Alors que notre secteur privé ne trouve pas de personnel pour travailler, de longues files d'attente se forment devant les institutions officielles.

Nous devons réévaluer notre système de formation professionnelle et produire des solutions plus durables.

C'est nous qui avons eu l'honneur de modifier, 29 ans plus tard, la loi instaurée par les putschistes.

Nous avons accordé à nos fonctionnaires le droit à la négociation collective. Nous avons fait passer le nombre de travailleurs syndiqués de 1 million en 2013 à 2,5 millions.

Nous avons fourni un soutien à la normalisation après la pandémie.

Nous avons adopté pour principe de fournir des services de sécurité sociale à conditions égales en supprimant les statuts privilégiés.

Nous rencontrons, dans notre pays comme dans le monde, une approche qui montre les parties du monde du travail comme ennemies les unes des autres.

Cette approche idéologique rigide, conflictuelle et querelleuse, qui définit la vie uniquement à travers l'ami et l'ennemi, ne sera d'aucune utilité pour notre pays.

La lutte pour les droits n'est pas une hostilité envers l'employeur et le capital.

Il est clair qu'il existe un système plus conforme à nos codes culturels et civilisationnels, où le salaire du travailleur est versé avant que la sueur ne sèche et où il reçoit la part qu'il mérite de la valeur ajoutée créée.
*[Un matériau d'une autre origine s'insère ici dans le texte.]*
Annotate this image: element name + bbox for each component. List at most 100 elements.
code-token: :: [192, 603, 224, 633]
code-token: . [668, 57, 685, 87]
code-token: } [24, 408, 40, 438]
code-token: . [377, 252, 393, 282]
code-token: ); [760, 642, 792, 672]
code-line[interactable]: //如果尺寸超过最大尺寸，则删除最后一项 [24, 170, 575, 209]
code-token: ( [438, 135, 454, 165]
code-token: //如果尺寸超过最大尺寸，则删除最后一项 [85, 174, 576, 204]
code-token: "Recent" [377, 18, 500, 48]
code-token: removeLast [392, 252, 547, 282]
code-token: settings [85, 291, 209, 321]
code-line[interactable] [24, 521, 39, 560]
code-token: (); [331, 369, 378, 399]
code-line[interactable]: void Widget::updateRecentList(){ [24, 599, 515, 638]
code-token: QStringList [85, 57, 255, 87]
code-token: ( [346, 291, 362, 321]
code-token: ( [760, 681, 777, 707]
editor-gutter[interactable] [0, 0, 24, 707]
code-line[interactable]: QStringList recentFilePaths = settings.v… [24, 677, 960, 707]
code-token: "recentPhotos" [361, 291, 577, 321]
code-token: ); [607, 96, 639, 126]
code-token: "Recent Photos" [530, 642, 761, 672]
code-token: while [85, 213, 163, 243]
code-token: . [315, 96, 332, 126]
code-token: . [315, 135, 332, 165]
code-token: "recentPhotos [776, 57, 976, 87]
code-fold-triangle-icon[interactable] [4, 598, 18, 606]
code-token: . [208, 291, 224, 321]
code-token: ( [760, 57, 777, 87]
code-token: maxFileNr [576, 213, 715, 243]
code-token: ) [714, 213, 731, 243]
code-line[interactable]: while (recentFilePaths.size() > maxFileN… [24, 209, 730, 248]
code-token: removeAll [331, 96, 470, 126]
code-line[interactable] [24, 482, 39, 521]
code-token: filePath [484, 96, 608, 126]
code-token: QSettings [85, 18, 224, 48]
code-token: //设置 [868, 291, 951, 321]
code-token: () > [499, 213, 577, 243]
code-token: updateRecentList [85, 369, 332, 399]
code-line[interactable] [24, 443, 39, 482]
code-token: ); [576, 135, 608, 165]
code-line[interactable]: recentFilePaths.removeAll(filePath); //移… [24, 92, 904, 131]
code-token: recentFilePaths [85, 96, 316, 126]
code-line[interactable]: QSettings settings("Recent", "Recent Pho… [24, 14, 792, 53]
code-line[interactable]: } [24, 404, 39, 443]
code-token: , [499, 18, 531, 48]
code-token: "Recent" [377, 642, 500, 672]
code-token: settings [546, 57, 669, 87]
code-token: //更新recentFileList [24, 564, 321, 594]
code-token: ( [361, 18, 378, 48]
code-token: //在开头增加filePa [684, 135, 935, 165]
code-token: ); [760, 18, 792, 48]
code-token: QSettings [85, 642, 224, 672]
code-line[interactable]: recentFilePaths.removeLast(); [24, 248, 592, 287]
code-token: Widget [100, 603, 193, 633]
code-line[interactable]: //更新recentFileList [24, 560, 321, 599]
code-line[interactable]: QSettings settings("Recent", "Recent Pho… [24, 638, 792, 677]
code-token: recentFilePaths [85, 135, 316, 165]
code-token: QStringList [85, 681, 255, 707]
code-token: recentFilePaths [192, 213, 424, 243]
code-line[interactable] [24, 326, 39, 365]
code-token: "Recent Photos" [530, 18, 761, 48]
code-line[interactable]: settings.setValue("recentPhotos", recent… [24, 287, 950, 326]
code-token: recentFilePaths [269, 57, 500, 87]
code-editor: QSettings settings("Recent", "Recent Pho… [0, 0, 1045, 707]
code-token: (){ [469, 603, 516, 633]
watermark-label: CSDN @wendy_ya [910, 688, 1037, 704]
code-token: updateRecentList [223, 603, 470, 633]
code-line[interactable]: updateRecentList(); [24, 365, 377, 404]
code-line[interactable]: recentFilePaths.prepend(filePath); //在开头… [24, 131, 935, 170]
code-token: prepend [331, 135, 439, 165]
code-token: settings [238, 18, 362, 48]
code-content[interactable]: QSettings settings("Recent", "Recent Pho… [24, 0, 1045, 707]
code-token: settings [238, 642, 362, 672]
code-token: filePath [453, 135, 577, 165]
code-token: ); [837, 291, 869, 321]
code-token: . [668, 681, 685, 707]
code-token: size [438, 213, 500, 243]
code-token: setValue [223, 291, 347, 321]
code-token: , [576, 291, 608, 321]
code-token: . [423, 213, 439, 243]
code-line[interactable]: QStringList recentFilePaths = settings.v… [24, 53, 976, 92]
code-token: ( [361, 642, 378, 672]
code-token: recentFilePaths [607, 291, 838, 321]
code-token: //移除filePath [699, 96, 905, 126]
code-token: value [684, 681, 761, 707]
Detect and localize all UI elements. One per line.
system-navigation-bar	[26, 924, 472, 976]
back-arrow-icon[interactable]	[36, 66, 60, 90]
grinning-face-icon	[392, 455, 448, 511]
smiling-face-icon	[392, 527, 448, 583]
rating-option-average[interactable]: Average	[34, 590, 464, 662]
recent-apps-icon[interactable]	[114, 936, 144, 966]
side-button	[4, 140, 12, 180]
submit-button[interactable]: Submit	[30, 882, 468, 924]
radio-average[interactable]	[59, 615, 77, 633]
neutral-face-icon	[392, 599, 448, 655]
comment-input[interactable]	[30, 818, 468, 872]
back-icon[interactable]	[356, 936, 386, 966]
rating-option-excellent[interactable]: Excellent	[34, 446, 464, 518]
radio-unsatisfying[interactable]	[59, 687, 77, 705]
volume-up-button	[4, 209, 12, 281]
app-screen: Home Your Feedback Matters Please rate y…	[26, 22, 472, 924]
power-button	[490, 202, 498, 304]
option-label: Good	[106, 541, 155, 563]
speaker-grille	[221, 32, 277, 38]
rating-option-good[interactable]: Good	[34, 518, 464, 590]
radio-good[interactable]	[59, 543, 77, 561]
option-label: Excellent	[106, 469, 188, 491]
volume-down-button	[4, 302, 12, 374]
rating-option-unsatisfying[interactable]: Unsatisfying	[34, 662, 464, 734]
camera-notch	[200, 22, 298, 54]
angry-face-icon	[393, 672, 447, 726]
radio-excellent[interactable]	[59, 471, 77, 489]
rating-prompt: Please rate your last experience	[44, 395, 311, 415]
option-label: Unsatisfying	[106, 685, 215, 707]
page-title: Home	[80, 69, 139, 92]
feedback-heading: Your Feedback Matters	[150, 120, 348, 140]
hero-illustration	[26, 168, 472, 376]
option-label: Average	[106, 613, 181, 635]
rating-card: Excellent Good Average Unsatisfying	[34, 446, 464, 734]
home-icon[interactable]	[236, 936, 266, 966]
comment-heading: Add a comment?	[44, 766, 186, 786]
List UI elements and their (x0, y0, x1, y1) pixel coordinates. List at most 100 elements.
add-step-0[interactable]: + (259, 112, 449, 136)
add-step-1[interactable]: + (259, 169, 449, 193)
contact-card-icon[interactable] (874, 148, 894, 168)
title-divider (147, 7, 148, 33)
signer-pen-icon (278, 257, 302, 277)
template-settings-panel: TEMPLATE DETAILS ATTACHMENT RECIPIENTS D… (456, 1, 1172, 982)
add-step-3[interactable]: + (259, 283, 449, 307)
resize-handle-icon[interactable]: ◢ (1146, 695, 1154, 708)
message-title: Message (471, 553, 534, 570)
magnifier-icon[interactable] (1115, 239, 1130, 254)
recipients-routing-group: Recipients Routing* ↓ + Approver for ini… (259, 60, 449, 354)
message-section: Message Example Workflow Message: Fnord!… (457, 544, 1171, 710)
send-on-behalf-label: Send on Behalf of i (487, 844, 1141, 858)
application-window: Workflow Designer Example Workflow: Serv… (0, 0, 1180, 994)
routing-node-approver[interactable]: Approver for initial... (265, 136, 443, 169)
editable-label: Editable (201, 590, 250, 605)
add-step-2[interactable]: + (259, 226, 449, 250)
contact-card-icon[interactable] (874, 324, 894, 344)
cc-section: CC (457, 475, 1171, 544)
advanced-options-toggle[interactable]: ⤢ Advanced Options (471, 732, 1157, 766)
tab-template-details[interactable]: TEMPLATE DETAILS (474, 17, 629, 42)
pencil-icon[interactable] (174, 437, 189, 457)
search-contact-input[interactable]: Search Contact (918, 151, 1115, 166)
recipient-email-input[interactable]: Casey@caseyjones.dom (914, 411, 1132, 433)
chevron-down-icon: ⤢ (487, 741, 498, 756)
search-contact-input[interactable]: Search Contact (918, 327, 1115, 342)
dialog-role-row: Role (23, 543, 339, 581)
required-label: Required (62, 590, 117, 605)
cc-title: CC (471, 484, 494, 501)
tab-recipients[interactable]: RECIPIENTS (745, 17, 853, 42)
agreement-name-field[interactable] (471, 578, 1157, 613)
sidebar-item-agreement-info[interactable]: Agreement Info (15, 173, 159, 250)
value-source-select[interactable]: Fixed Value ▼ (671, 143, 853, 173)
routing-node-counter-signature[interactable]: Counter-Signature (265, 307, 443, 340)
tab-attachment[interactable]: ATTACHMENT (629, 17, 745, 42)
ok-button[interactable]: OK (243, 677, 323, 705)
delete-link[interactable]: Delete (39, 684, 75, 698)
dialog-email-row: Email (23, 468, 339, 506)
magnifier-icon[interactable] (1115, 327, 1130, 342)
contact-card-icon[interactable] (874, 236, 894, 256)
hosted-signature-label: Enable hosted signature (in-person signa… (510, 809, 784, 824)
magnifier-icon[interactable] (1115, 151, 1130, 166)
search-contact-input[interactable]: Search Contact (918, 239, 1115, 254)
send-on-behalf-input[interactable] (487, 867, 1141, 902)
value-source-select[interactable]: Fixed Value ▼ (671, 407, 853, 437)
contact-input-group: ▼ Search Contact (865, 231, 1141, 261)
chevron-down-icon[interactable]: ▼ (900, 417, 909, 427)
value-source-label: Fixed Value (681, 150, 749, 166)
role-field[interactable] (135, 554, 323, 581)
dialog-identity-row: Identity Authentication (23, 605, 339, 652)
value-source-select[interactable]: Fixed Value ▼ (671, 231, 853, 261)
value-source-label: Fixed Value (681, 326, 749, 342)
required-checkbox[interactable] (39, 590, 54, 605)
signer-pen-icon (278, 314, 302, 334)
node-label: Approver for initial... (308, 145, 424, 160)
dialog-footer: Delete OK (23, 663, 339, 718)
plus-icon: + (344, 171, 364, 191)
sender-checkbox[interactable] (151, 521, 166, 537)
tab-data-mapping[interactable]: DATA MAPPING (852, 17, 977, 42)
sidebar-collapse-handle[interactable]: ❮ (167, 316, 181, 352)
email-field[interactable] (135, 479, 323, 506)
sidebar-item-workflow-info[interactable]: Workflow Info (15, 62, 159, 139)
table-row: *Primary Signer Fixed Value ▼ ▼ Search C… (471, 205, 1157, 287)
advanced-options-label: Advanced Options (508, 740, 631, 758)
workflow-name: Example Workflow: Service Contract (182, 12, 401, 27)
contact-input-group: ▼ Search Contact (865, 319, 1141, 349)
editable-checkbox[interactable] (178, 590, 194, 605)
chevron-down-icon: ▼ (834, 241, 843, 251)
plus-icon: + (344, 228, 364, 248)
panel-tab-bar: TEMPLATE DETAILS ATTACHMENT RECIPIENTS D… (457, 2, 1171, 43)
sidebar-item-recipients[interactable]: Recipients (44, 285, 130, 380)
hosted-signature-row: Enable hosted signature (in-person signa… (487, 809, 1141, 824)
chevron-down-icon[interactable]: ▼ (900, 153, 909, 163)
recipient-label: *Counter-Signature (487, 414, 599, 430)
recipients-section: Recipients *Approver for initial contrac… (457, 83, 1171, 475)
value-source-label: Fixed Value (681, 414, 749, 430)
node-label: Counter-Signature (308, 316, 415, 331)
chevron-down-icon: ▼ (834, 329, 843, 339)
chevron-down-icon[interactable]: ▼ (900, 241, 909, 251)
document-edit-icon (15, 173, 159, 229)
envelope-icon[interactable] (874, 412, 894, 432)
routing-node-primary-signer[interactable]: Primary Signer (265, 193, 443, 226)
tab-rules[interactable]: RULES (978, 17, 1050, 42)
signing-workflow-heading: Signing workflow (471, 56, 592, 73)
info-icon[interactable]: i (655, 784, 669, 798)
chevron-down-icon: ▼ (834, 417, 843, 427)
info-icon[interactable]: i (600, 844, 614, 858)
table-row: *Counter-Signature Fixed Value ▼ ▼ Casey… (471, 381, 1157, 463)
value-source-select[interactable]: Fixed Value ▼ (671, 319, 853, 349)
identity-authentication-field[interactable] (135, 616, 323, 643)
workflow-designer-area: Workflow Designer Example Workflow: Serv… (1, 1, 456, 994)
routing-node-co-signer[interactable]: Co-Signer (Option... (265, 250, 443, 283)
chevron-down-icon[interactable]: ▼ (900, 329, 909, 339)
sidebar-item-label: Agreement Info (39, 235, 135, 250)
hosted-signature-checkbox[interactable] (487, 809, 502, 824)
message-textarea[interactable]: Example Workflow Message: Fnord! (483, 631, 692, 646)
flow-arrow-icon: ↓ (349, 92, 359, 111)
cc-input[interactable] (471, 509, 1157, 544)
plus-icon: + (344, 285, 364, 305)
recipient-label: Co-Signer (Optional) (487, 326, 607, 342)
Ni les droits du travailleur ne seront spoliés, ni le patron ne sera marginalisé. Ils agiront avec un sens des responsabilités mutuel.

Il est certain que nous réussirons également dans les autres domaines de l'économie.

Nous avons vécu deux grandes douleurs au cours des semaines passées.

DEUX TRAGÉDIES ONT EU LIEU RÉCEMMENT

À Beşiktaş, 29 de nos frères travailleurs ont perdu la vie. Malheureusement, ceux qui prétendent défendre les droits des travailleurs n'ont pas élevé la voix. Ils ont pratiquement perdu l'usage de la parole.

Ils ont continué avec effronterie à parler de droits, de justice et de liberté, comme si 29 personnes n'étaient jamais mortes.

Nous avons été témoins de la même chose lors de la tragédie du téléphérique survenue le deuxième jour de la fête.

S'ils le pouvaient, ils porteraient aux nues ceux qui nous font vivre un tel désastre.

La lutte pour les droits et la justice est une lutte trop significative pour être sacrifiée au hooliganisme politique et idéologique.

Lorsqu'il s'agit de l'humain, lorsque la vie humaine est en jeu, tout le reste passe au second plan.

Nous regardons les scandales d'Istanbul Gayrettepe et d'Antalya sous l'angle de la conscience.

Nous déployons les efforts nécessaires pour que chacun rende des comptes devant la loi.

Nous continuerons à mettre en œuvre avec détermination la réforme de la santé et de la sécurité au travail.